Posted: Mon May 16, 2011 7:08 am
by chulett
Which part do you need help with? Just the comparison? I'd suggest using the CRC32 function to build a checksum over the data fields in each record and then see if the same key in the other file has the same checksum. If not, something is different between the two records.

If you are unfamiliar with checksums, an exact search here for CRC32 should help.

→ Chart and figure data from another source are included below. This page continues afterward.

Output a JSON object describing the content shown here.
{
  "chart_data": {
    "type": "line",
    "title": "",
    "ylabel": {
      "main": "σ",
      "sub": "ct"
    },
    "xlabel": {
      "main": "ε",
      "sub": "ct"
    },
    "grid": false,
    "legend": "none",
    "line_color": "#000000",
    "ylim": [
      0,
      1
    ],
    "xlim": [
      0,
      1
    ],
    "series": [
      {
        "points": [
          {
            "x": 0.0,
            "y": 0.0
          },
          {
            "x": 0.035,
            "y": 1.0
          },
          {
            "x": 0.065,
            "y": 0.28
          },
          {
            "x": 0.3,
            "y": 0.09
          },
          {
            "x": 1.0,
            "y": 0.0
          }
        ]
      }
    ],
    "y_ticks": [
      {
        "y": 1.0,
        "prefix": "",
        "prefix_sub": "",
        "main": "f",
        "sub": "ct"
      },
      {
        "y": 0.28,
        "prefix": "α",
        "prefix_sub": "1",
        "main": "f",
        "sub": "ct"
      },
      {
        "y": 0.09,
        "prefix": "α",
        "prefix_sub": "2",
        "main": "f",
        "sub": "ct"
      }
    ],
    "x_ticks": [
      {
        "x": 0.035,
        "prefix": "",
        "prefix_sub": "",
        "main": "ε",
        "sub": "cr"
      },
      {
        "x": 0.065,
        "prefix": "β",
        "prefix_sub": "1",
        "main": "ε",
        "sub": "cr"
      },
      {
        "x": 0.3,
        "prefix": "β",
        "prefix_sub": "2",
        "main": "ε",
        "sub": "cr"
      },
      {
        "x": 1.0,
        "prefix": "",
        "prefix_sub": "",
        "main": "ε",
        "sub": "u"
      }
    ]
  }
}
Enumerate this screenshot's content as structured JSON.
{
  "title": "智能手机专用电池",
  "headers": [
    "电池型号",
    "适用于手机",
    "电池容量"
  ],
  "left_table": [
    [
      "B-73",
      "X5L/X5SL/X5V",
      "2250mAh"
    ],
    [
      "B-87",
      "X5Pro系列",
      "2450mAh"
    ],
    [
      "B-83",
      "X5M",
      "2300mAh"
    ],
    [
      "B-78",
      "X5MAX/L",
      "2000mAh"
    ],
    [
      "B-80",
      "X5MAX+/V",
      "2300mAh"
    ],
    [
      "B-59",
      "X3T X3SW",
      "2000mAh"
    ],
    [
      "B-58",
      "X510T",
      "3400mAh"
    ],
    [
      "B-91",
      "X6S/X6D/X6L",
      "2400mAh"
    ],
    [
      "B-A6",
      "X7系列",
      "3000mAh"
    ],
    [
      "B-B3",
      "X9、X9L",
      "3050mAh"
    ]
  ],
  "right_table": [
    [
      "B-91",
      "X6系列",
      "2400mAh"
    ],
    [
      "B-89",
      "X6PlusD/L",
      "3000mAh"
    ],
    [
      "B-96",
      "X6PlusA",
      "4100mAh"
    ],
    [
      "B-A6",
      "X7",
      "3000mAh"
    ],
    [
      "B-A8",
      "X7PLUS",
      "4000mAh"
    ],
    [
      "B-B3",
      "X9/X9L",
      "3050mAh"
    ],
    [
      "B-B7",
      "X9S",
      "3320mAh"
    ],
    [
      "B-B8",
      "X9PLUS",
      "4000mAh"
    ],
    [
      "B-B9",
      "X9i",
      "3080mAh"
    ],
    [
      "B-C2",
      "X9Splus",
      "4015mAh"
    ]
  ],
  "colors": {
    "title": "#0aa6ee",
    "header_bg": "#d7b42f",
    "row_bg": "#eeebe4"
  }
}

Posted: Tue May 17, 2011 12:53 am
by paranoid
Thanks Chulett for your response. I have already implemented CRC32 in my previous projects and have an idea on it. But we have got around 600 tables to compare and if i implement CRC32, i would be constructing 600 jobs to accomplish that. Is there any other easy way to do so?

Thanks in advance
Sue

Posted: Tue May 17, 2011 2:30 am
by BI-RMA
Hi Sue,

you could use a job with a generic change data capture and runtime column propagation. The minimum information you need are the key columns for the comparison.

You will need generic stages with a sort and a hash operator preceding the input links of the generic cdc and you will need a solution to pass the tablename and key-columns to the job (Server-job with a function setting the UserStatus-variable?).

You can then run the comparison of all your tables within a Loop or use a more sophisticated control-structure to allow running some of these (multiple instance) jobs in parallel.

Consult the Advanced Parallel Job Developer Guide for reference on generic operators.

Sorry: this is not suitable for a Server only environment, of course.

Posted: Tue May 17, 2011 6:36 am
by chulett
BI-RMA wrote:Sorry: this is not suitable for a Server only environment, of course.
Which means not suitable for Sue.
paranoid wrote:Is there any other easy way to do so?
In Server? No, not that I can think of.

Posted: Tue May 17, 2011 3:07 pm
by ray.wurlod
Use a lookup from one table to the other. Perform whatever comparisons you need in the Transformer stage.

Posted: Tue May 17, 2011 5:51 pm
by chulett
By "easier" I assumed they meant without having to create 600 jobs.

Posted: Tue May 17, 2011 5:57 pm
by ray.wurlod
Is it possible for you to use parallel job? If so there may be easier methods involving Runtime Column Propagation and change detection stage types. You may be able to create just one job.

Posted: Tue May 17, 2011 6:01 pm
by chulett
From what I recall they don't have PX licensed, hence my earlier comments.

Posted: Wed May 18, 2011 3:28 am
by paranoid
Yes. We dont have PX licensed as well.

But creating 600 jobs takes a lot of effort and time. I guess it can be done using SQL scripts using minus operator. But it will surely eat up server resources.

Thanks
Sue

Posted: Wed May 18, 2011 4:03 am
by ray.wurlod
Whatever you do - even if it's running a generic job 600 times - will eat up resources. There's no way around that.